Birey, e-öğrenme kapsamında sunulan bir ders programını almak istediğinde, sadece bir web sitesine bağımlı kalmayıp aynı konuyla ilgili daha rahat anlayabileceği nesne tabanlı ve görsel birçok farklı web ortamlarından faydalanabilmektedir. E-öğrenmenin sunduğu etkileşim olanağı öğrencinin internet ortamından kendi düzeyine uygun olarak yaralanabilmesine olanak tanımaktadır.
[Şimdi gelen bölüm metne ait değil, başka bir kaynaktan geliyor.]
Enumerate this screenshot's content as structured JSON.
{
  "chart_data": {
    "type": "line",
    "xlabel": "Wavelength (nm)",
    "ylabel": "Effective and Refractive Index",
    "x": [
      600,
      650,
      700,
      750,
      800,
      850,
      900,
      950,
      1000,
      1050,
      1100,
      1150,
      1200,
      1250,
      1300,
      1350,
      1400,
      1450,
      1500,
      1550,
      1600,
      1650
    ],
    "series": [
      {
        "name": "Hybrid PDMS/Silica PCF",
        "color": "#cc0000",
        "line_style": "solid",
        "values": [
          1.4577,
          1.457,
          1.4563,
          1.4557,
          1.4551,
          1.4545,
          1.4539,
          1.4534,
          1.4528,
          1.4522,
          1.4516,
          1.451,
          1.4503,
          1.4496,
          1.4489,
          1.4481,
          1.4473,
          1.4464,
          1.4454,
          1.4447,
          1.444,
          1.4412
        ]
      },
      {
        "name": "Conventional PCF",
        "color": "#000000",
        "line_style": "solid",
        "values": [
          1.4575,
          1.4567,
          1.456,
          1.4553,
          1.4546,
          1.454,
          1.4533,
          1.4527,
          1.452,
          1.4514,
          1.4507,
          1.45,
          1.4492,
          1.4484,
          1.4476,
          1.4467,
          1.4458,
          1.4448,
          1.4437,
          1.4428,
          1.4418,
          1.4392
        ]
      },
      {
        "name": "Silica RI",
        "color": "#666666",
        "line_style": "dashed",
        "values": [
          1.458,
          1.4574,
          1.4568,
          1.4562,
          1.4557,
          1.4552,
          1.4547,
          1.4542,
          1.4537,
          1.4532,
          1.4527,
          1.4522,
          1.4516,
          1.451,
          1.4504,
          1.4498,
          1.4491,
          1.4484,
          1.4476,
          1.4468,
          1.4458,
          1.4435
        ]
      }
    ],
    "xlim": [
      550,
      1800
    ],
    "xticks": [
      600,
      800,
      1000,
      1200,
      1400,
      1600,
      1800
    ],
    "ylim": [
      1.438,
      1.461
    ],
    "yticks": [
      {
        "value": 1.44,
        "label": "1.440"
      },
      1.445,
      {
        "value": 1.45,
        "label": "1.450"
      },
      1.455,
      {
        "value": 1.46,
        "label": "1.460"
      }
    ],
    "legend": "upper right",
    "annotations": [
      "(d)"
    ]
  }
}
Öğrencilerin, çevrimiçi ortamların sağladığı forumlar sayesinde bilgiyi paylaşabilmeleri, farklı sorularla sanal bir beyin fırtınası yaşamaları olgusu da e-öğrenmenin önemini ve eğitim açısından gerekliliğini vurgulayan bir durumdur. Dolayısıyla geleneksel öğretimin sunamadığı birçok olanak e-öğrenme ile sunulabilmektedir. Cebeci (2004) geleneksel öğretim ile e-öğrenmenin eğitsel anlamda sunduğu olanakları karşılaştırmalı olarak çizelge 1’deki gibi vermektedir.
Çizelge 1. Geleneksel öğretim ile e-öğrenimin karşılaştırılması

Faktör

Geleneksel öğretim

E-öğrenim

Zaman

Bağımlı, süreli

Bağımsız, yaşam boyu

Mekan

Bağımlı, kısıtlı

Bağımsız, teorik sınırsız

Transfer

Teknolojiye bağımlı değil

Teknolojiye bağımlı

Hız

Yavaş

Hızlı

Öğrenim ortamı

Kontrol altında, kurallı, yüz-yüze, süre sınırlı

Kontrolsüz, kuralsız, öğrenci öğreticiden uzakta, süre sınırsız

Yetenek-kalite

Öğretmenin öğretim yeteneği, bilgi ve beceri düzeyine; öğrencinin öğrenme hızına bağımlı

Öğretim ve öğrenim yeteneğine bağımlı değil, en değerli materyal herkese sağlanabilir

Esneklik

Esnek değil, yeniden yapılandırılamaz

Esnek, kişiye, zamana, amaca bağlı olarak yeniden yapılandırılabilir.

Etkinlik

Durum ve koşula bağlı

Durum ve koşula bağlı

Ölçeklendirme

Çoğunlukla hayır

Evet, 1-1000 arasında fark yok

Yararlanma

Kısıtlı, belirli sayıda öğrenci

Teorik olarak sonsuz, yaygın


Çizelge 1- devam

Yatırım

Pahalı (binalar, maaşlar, yönetim)

Göreceli ucuz (çalışma yapmalı)

İşletim

Pahalı/Ucuz

Ucuz (30 öğrenci/ögrt.elemanı)

Kaynak: Cebeci, Z., (2004).

E-öğrenmenin eğitime olan katkısı artık herkes tarafından kabul edilen bir gerçektir. Fakat uygulamaya tam anlamıyla sokulamaması, teknolojinin atıl kullanımına neden olduğundan, ciddi sorunları beraberinde getirmektedir. Bu sorunlardan birkaçı, teknolojinin henüz pahalı olması nedeniyle getirdiği ekonomik yük, teknoloji mezarlıklarının oluşması (verilen eğitimlerin uygulamada işe koşulamadan teknolojideki hızlı gelişim karşısında güncelliğini yitirip işe yaramaz hale gelmesi gibi), yöneticilerin duyarsızlıkları şeklinde sıralanabilir. Çok kısa bir süre önce e-öğrenme, eğitim bilimciler tarafından teorik olarak ele alınan bir konu iken, son yıllarda iletişim teknolojilerindeki hızlı gelişmeler, bunun üst düzey teknik ortamlarda hayata geçmesini zorunlu hale getirmiştir. Ancak bunun Türkiye’deki bütün eğitim kurumlarında eşit düzeyde yapılamadığı da bir gerçektir.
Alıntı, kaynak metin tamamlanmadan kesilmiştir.